当 rolling_direction = -1 时,过程如下:

id = 1:feature_matrix, time = 0,1,2,3,4,5,6,7,8,9 ## 由于 max_timeshift =10,限制了最大长度为10

id = 2:feature_matrix, time = 0,1,2,3,4,5,6,7,8,9

id = 3:feature_matrix, time = 0,1,2,3,4,5,6,7,8,9

... ...

id = 57:feature_matrix, time = 0,1

id = 58:feature_matrix, time = 0

683·380

  • extract_features,特征提取:根据上述滑动组合得到的 df_shift 数据,提取特征:X = extract_features(df_shift, column_id="id", column_sort="time", column_value="value", impute_function=impute, show_warnings=False) ## 在 spyder 上无法work,而在 jupyter notebook 可以 work;

  • 得到的特征:[59 rows x 794 columns] --> 794 维的特征,59行样本数

(794维特征,class ComprehensiveFCParameters)

  • extract_features 提取特征的对象:

1)a pandas.DataFrame containing the different time series;

2)a dictionary of pandas.DataFrame each containing one type of time series;

  • extract_relevant_features:过滤掉部分特征

思路问题

回归模型

  • 输入:特征向量 - feature

  • 输出:预测值(回归值)

  • 问题:gmv是目标值,如果数据仅仅是(ds,gmv),是否不适用回归模型?

  • 分析:回归模型的输入是特征,如果需要预测未来2个月的gmv值,那么需要知道未来2个月各自对应的特征向量 feature,并将 feature 作为模型的输入,得到对应的预测值。

Script - 20180717

import numpy as np
import pandas as pd
import matplotlib.pylab as plt
import seaborn as sns

from tsfresh import extract_features
from tsfresh.utilities.dataframe_functions import make_forecasting_frame
from sklearn.ensemble import AdaBoostRegressor
from tsfresh.utilities.dataframe_functions import impute

import warnings
warnings.filterwarnings('ignore')

## load dateset

month_list = ["Jan","Feb","Mar","Apr","May","June",
              "July","Aug","Sept","Oct","Nov","Dec"]

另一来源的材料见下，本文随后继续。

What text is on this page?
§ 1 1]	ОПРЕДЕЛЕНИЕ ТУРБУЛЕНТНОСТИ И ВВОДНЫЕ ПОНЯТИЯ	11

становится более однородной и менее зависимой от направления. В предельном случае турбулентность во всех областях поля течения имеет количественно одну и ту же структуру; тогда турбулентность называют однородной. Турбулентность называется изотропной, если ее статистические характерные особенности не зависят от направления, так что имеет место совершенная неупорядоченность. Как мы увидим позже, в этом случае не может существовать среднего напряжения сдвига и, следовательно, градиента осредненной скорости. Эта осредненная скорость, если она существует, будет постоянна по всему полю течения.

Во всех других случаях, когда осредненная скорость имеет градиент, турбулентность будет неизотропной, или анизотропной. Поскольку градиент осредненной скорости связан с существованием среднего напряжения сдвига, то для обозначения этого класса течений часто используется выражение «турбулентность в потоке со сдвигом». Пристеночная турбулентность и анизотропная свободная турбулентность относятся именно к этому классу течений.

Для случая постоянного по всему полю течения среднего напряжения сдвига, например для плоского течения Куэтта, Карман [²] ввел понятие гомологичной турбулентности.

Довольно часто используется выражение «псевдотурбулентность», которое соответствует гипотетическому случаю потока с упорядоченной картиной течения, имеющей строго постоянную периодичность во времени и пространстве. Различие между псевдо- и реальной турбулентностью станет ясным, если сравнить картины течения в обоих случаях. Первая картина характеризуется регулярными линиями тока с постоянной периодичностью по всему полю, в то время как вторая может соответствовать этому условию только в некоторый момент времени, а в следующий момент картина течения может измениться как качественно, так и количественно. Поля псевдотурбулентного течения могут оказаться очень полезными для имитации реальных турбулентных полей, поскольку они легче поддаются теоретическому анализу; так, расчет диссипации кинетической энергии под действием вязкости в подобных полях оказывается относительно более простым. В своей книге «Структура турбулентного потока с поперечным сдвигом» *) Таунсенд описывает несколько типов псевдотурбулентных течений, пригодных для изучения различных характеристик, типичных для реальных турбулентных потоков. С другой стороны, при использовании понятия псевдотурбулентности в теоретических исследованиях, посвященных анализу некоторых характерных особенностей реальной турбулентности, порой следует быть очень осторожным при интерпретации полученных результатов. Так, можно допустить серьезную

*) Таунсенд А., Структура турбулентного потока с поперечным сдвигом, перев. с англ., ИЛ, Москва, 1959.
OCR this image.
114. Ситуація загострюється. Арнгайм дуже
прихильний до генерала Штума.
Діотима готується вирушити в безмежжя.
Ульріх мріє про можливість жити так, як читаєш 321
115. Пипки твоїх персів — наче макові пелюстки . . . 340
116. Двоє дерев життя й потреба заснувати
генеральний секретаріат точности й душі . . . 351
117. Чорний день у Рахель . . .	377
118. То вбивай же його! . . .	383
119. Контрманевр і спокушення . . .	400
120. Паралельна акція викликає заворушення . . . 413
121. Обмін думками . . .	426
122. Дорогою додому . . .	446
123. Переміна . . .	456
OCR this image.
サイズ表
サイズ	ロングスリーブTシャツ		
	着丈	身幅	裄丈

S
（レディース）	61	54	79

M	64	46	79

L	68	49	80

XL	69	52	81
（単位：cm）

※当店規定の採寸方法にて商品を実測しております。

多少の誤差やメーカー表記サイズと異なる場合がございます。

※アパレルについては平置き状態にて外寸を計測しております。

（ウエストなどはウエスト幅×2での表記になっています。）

all_leaf_class_name_dict = {cate_id: cate_name}

df = pd.read_csv('./cate_by_month_histroy.csv', header=0, encoding='gbk')
df.columns = ['ds', 'cate_id', 'cate_name', 'y']
class_df_all = df[df.cate_name.str.startswith(cate_name)].reset_index(drop=True)
class_df_all = class_df_all[['ds', 'y']]
class_df_all = class_df_all[:60]
# print(class_df_all.head())

## plot
fig = plt.figure(facecolor='white')
ax = fig.add_subplot(111)
ax.plot(class_df_all['ds'], class_df_all['y'])
for tick in ax.get_xticklabels():
    tick.set_rotation(90)
fig.set_size_inches(18, 8)
plt.legend()

## make_forecasting_frame
df_shift, y = make_forecasting_frame(class_df_all['y'], kind="gmv", max_timeshift=24, rolling_direction=1)
# print(df_shift)
# print(y)

## extract_features
X = extract_features(df_shift, column_id="id", column_sort="time", column_value="value", impute_function=impute, 
                     show_warnings=False)

## 回归模型
ada = AdaBoostRegressor()

y_pred = [0] * len(y)
# print(y_pred)
y_pred[0] = y.iloc[0]
# print(y_pred[0])

ada.fit(X.iloc[:], y[:])
y_pred = ada.predict(X.iloc[:])
print((X.iloc[:]).shape)
# for i in range(1, len(y)):
#     ada.fit(X.iloc[:i], y[:i])
#     # print(len(X.iloc[i, :]))
#     y_pred[i] = ada.predict(X.iloc[i, :])
    
y_pred = pd.Series(data=y_pred, index=y.index)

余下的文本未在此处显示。